Мы говорим с ним о старшем брате Ленина, о понятии «счастье» в советской литературе, о коммуналках, о понятии «литературный успех», о том, почему все женщины брили лобок до 1920 года, а затем, как по команде, перестали; мы говорим о incendium amoris, парадоксах деконструктивизма в их опосредствованной связи с буддизмом, о тибетской практике тумо.
— Да чего далеко ходить за примером, — говорит капитан, — мой помощник каждую зиму сидит на снегу голой жопой часами, причем температура в заднем проходе остается неизменной.
— Да, — задумчиво киваю я. — Возможности тела безграничны!
Мы говорим о понятии «пожар» в подмосковной дачной жизни, о моей американской дочери, не то родившейся из случайного фильма, не то породившей его сценарий; мы говорим и не может наговориться о белорусских партизанах и сортах сигарет, которые любят берлинские лесбиянки, о сенокосе, Горбачеве, правах человека на труд и на мастурбацию, о снисходительности.
— Почему вы, капитан, так снисходительны к людям?
— Привычка. А, знаете, что Лора Павловна делает по ночам? Одна, в пустой каюте, при свете ночника…
— Она обхватывает коленки руками и, подражая святой Терезе, отрывается от пола.
— Подсмотрели?
— Догадался.
— По-моему, вы встали на тропу мудрости, — удивляется капитан. — Вы сами отрываетесь от пола.
Мы говорим о голоде в Эфиопии, о том, почему американские мужчины в любви романтичнее американских женщин, о понятии «Америка», о свободе, Лас-Вегасе, Калифорнии, беспокойстве, любимых автомобилях.
— «Понтиак» с открытым верхом образца 1968 года, — говорю я.
— Cool, — замечает капитан.
Мы говорим о тех местах на Земле, что сильнееменя, о социальной ангажированности Габи, о плотоядных улыбках ее подруг, о пьянстве как чистоте жанра, о роли женщин в отрядах gerilla, о Дон-Жуане как лишнем человеке, о мелочах жизни.
— Я расскажу вам историю о Берлинской стене, — говорю я, рассеянно глядя на Рейн.
— Берлинской стены не было, — говорит капитан. — Все это хуйня.
— Что значит — хуйня? А как же овчарки, мины, подкопы, вышки, смертники, пулеметы?
— Галлюцинация целого поколения.
— Но я видел ее! Хотя… — тут я засомневался.

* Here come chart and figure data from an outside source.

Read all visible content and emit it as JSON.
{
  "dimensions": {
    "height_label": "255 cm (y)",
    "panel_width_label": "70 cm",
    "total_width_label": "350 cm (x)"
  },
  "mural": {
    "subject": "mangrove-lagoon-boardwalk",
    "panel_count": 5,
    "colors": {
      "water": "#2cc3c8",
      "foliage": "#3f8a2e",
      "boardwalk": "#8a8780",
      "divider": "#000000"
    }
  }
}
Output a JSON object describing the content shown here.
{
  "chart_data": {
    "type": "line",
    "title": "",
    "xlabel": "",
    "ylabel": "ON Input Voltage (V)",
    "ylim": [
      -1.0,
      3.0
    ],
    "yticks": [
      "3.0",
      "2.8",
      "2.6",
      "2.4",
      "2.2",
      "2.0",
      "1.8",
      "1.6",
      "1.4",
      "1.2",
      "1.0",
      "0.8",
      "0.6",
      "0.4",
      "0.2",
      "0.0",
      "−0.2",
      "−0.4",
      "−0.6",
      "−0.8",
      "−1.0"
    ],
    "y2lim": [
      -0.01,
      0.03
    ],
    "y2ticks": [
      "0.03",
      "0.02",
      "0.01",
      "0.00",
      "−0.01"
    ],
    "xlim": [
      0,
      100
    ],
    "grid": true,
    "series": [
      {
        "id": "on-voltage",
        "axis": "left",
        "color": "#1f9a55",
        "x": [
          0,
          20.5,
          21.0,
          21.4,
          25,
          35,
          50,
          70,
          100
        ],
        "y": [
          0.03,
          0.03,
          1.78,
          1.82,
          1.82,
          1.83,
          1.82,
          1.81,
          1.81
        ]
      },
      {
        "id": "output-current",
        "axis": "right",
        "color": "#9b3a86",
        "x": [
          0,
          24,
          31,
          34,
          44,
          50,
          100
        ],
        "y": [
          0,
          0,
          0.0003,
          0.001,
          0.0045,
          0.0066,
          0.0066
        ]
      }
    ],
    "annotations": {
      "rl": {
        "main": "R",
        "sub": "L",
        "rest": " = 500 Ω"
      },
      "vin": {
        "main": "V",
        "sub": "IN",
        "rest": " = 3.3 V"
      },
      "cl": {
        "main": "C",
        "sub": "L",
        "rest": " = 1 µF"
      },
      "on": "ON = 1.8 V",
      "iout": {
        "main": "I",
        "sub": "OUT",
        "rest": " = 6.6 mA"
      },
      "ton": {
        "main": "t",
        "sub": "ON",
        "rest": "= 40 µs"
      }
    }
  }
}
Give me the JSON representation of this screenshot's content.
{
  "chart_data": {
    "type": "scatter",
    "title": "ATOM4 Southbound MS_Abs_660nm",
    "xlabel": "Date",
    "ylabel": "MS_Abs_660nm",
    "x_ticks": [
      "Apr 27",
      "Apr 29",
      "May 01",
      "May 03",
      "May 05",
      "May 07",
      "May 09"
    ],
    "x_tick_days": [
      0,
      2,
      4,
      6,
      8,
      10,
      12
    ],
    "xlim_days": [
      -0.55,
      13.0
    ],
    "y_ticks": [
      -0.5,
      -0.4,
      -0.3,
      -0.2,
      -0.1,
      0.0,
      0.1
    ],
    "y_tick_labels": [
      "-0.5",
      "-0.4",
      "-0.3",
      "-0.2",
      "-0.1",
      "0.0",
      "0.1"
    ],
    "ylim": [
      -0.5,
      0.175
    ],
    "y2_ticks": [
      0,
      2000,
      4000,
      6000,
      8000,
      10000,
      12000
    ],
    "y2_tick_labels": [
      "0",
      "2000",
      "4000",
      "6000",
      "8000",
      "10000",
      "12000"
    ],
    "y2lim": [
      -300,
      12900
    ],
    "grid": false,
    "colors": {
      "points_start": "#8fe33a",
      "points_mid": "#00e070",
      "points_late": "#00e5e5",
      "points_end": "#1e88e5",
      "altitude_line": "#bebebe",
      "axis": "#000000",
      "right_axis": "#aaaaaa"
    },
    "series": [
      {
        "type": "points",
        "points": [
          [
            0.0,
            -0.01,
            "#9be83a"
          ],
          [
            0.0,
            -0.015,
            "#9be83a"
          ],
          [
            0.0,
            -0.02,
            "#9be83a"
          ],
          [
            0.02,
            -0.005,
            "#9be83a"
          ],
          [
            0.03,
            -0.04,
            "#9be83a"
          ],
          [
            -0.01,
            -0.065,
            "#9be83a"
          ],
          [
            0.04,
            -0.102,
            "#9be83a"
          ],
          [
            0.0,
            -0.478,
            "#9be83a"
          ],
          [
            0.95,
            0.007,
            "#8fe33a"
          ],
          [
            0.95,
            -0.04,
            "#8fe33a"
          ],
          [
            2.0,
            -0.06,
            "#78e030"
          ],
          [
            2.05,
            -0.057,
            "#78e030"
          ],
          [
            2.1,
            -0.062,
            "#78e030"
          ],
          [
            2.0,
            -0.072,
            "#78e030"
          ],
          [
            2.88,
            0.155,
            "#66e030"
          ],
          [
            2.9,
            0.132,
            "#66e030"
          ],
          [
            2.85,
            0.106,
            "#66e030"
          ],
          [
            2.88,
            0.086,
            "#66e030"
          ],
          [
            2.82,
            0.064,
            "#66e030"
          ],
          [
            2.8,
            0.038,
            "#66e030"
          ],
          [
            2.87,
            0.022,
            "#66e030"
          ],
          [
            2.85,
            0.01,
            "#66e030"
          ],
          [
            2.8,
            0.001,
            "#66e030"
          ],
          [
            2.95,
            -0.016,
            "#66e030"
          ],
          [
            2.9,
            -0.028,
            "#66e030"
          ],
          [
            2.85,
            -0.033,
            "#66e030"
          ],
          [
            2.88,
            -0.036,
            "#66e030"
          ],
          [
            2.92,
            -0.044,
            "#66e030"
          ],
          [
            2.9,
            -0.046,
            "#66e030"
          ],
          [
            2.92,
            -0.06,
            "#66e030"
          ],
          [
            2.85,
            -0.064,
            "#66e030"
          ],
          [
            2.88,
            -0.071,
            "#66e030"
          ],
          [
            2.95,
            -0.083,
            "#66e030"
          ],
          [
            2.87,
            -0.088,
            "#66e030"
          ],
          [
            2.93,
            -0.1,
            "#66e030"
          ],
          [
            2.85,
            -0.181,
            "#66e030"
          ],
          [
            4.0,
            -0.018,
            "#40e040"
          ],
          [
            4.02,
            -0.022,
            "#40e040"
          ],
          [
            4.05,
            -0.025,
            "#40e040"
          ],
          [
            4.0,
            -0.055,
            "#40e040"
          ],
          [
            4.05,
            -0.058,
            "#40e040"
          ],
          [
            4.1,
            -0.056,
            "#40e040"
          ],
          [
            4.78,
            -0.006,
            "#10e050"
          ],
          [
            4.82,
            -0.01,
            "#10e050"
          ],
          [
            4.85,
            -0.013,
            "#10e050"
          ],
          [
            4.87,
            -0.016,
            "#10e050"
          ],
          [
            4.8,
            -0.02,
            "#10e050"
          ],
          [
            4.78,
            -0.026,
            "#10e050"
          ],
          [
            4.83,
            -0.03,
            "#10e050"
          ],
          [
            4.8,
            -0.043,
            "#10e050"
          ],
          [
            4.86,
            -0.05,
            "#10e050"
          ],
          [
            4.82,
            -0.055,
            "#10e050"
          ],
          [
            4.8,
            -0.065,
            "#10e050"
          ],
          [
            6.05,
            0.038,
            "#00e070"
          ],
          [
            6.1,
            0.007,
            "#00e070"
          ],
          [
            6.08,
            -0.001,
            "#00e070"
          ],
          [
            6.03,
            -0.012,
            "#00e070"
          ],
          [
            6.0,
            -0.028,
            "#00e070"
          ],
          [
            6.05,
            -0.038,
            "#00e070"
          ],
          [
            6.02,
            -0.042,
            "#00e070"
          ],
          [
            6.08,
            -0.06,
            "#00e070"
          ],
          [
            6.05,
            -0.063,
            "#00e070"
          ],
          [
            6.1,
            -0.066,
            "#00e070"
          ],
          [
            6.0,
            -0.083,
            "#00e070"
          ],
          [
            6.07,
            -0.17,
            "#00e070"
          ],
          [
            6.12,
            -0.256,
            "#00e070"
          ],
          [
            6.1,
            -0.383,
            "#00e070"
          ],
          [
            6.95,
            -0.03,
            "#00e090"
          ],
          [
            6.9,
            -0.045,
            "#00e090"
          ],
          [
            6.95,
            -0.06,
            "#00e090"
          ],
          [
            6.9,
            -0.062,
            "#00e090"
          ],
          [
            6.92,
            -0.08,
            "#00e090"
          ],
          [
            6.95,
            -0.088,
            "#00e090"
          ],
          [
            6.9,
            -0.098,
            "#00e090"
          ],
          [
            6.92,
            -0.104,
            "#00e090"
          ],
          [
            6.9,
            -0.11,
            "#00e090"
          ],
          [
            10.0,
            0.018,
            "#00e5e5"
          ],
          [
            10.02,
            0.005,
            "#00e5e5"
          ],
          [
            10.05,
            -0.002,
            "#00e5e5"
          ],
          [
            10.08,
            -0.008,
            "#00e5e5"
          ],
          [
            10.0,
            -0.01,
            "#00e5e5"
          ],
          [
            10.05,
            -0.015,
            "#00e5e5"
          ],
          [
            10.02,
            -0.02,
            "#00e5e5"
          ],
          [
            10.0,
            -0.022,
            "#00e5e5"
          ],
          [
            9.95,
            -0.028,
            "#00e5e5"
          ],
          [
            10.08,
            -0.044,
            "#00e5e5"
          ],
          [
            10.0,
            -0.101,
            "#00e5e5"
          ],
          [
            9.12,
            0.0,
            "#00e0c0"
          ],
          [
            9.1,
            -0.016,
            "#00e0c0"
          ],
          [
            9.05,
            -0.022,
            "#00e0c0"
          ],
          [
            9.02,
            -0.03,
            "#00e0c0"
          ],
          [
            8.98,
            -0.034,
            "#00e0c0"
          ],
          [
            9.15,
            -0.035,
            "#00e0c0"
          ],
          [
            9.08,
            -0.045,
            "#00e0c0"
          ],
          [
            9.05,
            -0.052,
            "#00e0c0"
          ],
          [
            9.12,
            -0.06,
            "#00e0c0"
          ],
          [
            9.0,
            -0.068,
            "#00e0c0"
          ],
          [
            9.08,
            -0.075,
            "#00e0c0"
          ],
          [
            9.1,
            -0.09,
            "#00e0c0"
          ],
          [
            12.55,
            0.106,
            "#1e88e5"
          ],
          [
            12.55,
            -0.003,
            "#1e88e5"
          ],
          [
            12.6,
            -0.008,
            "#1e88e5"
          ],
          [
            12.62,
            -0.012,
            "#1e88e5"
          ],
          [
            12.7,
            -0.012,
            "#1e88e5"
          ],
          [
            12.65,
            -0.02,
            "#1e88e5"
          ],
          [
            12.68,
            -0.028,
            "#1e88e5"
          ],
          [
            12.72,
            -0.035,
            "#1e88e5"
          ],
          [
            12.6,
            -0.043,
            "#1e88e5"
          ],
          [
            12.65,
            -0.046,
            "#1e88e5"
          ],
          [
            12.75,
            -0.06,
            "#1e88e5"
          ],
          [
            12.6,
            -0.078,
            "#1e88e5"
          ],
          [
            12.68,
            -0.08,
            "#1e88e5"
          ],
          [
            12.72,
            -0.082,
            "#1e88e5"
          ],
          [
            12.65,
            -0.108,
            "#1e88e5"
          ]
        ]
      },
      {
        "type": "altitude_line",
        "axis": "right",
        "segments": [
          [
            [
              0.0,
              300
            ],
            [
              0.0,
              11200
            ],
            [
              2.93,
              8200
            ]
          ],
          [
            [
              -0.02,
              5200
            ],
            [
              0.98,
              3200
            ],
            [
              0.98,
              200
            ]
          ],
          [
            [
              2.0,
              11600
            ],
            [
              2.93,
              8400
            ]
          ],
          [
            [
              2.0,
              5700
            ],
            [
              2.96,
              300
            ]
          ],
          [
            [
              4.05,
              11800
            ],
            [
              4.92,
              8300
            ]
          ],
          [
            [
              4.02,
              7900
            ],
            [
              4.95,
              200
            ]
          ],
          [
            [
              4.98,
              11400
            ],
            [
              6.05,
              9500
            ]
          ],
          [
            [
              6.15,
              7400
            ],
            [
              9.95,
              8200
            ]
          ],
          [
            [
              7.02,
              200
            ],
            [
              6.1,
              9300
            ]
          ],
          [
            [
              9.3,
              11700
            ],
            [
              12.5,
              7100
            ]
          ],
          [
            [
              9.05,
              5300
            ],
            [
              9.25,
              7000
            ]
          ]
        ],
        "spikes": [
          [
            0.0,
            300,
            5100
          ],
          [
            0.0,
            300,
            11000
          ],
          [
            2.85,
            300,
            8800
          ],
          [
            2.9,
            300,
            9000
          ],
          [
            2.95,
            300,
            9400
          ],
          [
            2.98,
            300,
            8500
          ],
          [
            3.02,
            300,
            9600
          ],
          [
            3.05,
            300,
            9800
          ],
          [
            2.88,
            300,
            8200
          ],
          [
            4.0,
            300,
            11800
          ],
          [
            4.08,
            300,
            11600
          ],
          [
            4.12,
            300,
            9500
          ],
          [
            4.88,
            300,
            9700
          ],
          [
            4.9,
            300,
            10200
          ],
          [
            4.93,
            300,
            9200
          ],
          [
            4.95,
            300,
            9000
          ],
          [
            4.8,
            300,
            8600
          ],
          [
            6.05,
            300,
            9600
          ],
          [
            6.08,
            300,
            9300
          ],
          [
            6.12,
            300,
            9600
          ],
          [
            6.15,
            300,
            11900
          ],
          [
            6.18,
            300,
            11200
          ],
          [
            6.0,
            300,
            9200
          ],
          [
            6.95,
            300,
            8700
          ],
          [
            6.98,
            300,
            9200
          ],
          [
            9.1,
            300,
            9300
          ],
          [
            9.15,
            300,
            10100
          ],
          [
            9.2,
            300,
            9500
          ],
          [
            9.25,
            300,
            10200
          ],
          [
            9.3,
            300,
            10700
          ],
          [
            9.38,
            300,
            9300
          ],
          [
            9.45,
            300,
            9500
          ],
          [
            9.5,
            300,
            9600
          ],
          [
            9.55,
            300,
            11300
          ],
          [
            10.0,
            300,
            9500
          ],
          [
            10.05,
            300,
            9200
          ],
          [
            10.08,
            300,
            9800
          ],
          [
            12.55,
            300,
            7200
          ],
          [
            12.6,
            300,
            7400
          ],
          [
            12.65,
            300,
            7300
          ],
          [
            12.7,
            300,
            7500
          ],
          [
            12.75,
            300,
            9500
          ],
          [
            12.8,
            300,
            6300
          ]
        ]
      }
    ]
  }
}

— Берлинская стена — не меньший фантом, чем Гомер, — говорит капитан.
Зовем в свидетели Габи.
— Габи, помнишь Берлинскую стену?
— Еще бы! — обрадовалась она. — Я сама ее — кайлом! А после с девчонками пили яичный ликер на обломках!
— Ну, иди! Что с тебя взять? — отмахивается капитан.
Мы выходим с капитаном в звездную ночь, ищем на небе Млечный Путь, нам хочется, как детям, прильнуть к нему, но попадается все какая-то мелочь: созвездие, очень похожее на теннисную ракетку, Южный Крест. Сквозь розовомохнатые цветы эвкалиптов виден Марс, лампой стекающий в океан.
— Не туда заплыли, — говорит капитан. — Пошли спать. Утро вечера мудренее.
Наутро мы говорим о немецких картофельных салатах, о польском грибном супе в Сочельник, о цветах под названием райские птицы, о латентной любви французских авангардистских художников к полиции, о понятии «говно» в немецкой культуре.
— А как поживает ваш салат культур? — смеется капитан.
Внезапно мы оба видим огромную ярко-зеленую лягушку в черную крапинку. Она сидит на болоте, обвитом настурцией, и не квакает.
— Раз с делегацией мелких советских писателей я прибыл в Восточный Берлин, — начинаю я свою одиссею.
— Советские писатели! — восклицает капитан. — Большие люди! Интересное явление!
Он любит все необыкновенное. Мы говорим с ним об утренней эрекции.
— Поэзия, — говорит капитан. — Не правда ли, утренняя эрекция — это то маленькое чудо, на которое способен всякий настоящий мужчина?